Staus zur Ferienzeit ADAC warnt vor "einem der schlimmsten Reisewochenenden"

Nordrhein-Westfalen bekommt Ferien - und das dürfte auf vielen deutschen Fernstraßen deutlich spürbar sein. Der ADAC prognostiziert eines der härtesten Stauwochenenden des Jahres. Die Engpässe im Überblick.

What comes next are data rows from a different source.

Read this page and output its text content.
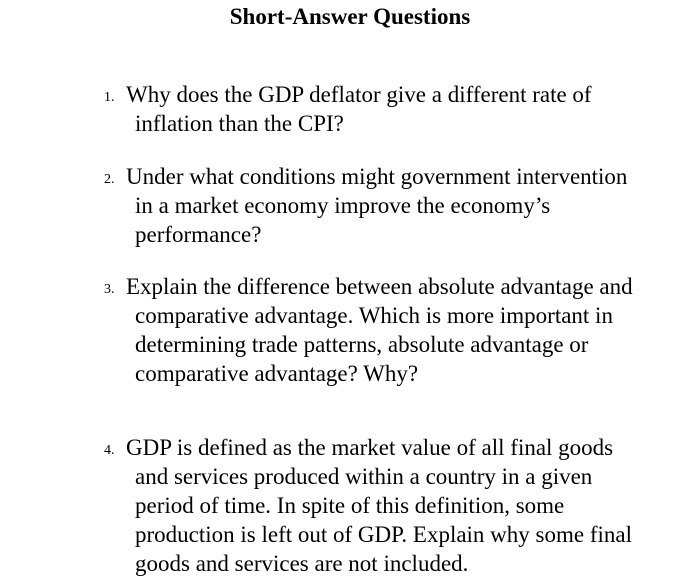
Short-Answer Questions
1. Why does the GDP deflator give a different rate of inflation than the CPI?
2. Under what conditions might government intervention in a market economy improve the economy’s performance?
3. Explain the difference between absolute advantage and comparative advantage. Which is more important in determining trade patterns, absolute advantage or comparative advantage? Why?
4. GDP is defined as the market value of all final goods and services produced within a country in a given period of time. In spite of this definition, some production is left out of GDP. Explain why some final goods and services are not included.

Autobahn in Richtung Küste: Hier dürfte es voll werden
Daniel Bockwoldt/ DPA

Autobahn in Richtung Küste: Hier dürfte es voll werden


Am Wochenende wird es wieder voll auf den deutschen Autobahnen - und Urlaubsreisende sollten Geduld mitbringen: Mit Nordrhein-Westfalen startet das bevölkerungsreichste Bundesland (17,9 Millionen Menschen) in die Sommerferien. Damit sind alle Länder außer Bayern und Baden-Württemberg in den mehrwöchigen Ferien. Der ADAC erwartet deswegen "eines der schlimmsten Reisewochenenden".

Mit viel Verkehr rechnet der Verkehrsclub vor allem auf den Fernstraßen in Richtung Nord- und Ostsee sowie auf dem Weg in den Süden. Auch auf den Autobahnen in Österreich, Kroatien, Frankreich, Italien und der Schweiz kann es zu Staus kommen. Bei der Fahrt zurück in die Heimat müssen sich Autofahrer an der Grenze nach Deutschland auf lange Wartezeiten bei den Einreisekontrollen einstellen.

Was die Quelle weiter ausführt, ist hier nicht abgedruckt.